Lisa Bennett, a legal assistant for defense attorney Richard Beshwate Jr., said last-minute efforts to avert a trial were fruitless. "Even though there may or may not be good offers, having her plead guilty to a crime is not acceptable," Bennett said Tuesday.
As a result, Maribel was scheduled to have a full trial beginning Wednesday morning in the Juvenile Delinquency Division of Fresno Superior Court. A court commissioner who specializes in family law, Kimberly Nystrom-Geist, will preside over the hearing, which was expected to last all day and include about 20 witnesses, Bennett said.
Alvin Harrell, the Fresno County assistant district attorney who supervises juvenile cases, said court rules prohibited him from discussing the case or even acknowledging the trial is happening. But in an unusual move for a case involving a minor, the trial will be open to the public.
Witnesses are expected to include Elijah Vang, the boy who was injured by Maribel and who has acknowledged throwing a water balloon at her; a teenage girl who was in the same yard as Maribel when the altercation took place; police officers; the emergency medical technicians who initially treated the boy; and relatives and neighbors of both children, according to Bennett.
The defense strategy will include showing that Maribel's action was provoked, and that she had been subject to harassment before, Bennett said. "This has occurred more than once so Maribel's reaction may have not been unwarranted," she said.
Maribel maintains she was playing on the sidewalk with her 6-year-old brother on April 29 when Elijah rode by on his bike with a half-dozen neighborhood boys, who splattered them with water balloons.
The girl threw a rock that police later described as "jagged" and measuring 5.5 inches by 3.75 inches and it hit Elijah on the head, opening a gash that required stitches.

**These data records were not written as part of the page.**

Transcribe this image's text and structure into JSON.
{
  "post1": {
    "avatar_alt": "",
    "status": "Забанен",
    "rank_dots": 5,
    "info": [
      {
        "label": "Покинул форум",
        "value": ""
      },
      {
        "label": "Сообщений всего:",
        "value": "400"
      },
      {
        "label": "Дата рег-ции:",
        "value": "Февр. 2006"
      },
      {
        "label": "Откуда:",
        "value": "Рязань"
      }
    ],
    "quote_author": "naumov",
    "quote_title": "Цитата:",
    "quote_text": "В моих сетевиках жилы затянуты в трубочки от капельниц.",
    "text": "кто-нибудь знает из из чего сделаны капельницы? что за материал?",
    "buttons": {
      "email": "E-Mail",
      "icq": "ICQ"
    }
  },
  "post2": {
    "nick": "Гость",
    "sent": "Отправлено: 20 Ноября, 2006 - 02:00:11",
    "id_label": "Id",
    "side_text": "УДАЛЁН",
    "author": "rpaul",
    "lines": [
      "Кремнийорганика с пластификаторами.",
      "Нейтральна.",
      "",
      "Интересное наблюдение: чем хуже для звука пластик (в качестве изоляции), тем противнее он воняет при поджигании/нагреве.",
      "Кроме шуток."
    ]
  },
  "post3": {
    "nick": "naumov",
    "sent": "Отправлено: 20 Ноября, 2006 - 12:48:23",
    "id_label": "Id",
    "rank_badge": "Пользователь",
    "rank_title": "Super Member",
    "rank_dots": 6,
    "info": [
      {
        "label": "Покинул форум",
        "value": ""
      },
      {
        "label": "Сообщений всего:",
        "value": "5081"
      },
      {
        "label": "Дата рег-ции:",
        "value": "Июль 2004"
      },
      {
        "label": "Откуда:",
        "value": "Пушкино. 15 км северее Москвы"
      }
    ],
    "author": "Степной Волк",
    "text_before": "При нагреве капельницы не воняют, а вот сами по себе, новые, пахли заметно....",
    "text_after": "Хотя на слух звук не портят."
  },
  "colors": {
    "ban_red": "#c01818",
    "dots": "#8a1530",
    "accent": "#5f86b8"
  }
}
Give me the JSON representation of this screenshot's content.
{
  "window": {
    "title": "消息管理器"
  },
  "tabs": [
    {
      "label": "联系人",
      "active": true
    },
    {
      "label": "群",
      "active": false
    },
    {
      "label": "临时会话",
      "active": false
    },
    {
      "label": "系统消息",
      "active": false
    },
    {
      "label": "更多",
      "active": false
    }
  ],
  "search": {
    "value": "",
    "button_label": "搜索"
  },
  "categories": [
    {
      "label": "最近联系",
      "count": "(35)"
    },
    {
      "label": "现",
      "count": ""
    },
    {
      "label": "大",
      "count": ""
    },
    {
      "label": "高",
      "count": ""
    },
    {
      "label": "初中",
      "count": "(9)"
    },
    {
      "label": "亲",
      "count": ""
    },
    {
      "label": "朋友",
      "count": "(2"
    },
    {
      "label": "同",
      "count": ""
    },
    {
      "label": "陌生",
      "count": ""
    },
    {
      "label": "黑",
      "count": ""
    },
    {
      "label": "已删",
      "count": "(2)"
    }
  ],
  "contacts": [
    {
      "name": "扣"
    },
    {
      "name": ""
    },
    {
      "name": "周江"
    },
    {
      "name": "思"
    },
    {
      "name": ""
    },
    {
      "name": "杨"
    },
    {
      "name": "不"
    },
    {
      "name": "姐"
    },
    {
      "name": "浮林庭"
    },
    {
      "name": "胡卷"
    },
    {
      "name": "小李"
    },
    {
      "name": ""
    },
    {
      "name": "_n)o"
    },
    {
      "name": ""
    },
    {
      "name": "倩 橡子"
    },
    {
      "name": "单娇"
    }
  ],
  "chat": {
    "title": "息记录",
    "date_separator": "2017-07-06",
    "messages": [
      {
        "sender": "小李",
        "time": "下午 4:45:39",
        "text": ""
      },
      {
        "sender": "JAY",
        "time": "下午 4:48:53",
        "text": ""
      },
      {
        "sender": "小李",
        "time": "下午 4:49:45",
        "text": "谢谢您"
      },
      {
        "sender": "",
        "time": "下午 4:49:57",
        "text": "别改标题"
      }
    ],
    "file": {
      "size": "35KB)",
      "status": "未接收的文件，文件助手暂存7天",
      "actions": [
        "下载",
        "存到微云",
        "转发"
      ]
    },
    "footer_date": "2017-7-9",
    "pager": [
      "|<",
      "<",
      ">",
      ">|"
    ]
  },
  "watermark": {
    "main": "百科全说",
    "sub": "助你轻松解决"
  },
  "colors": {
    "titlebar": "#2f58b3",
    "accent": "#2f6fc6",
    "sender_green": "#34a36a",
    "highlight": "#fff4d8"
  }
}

While she ran to find Elijah's parents, a neighbor called 911.
Elijah's family, which has since moved away, is testifying for the prosecution but is not expected to be a hostile witness for the defense, Bennett said, adding that his parents declined to press charges.
In a statement issued shortly after The Associated Press published a story about the case, Fresno Police Chief Jerry Dyer defended his department's decision to arrest the girl and seek a felony charge.
"The simple fact is that we have an 11-year-old girl who struck a boy in the head with a jagged-edged, two-pound river rock, that required him to have stitches," Dyer said. "That is a felony, assault with a deadly weapon, and we are very fortunate that that act did not cause a more serious injury, even death."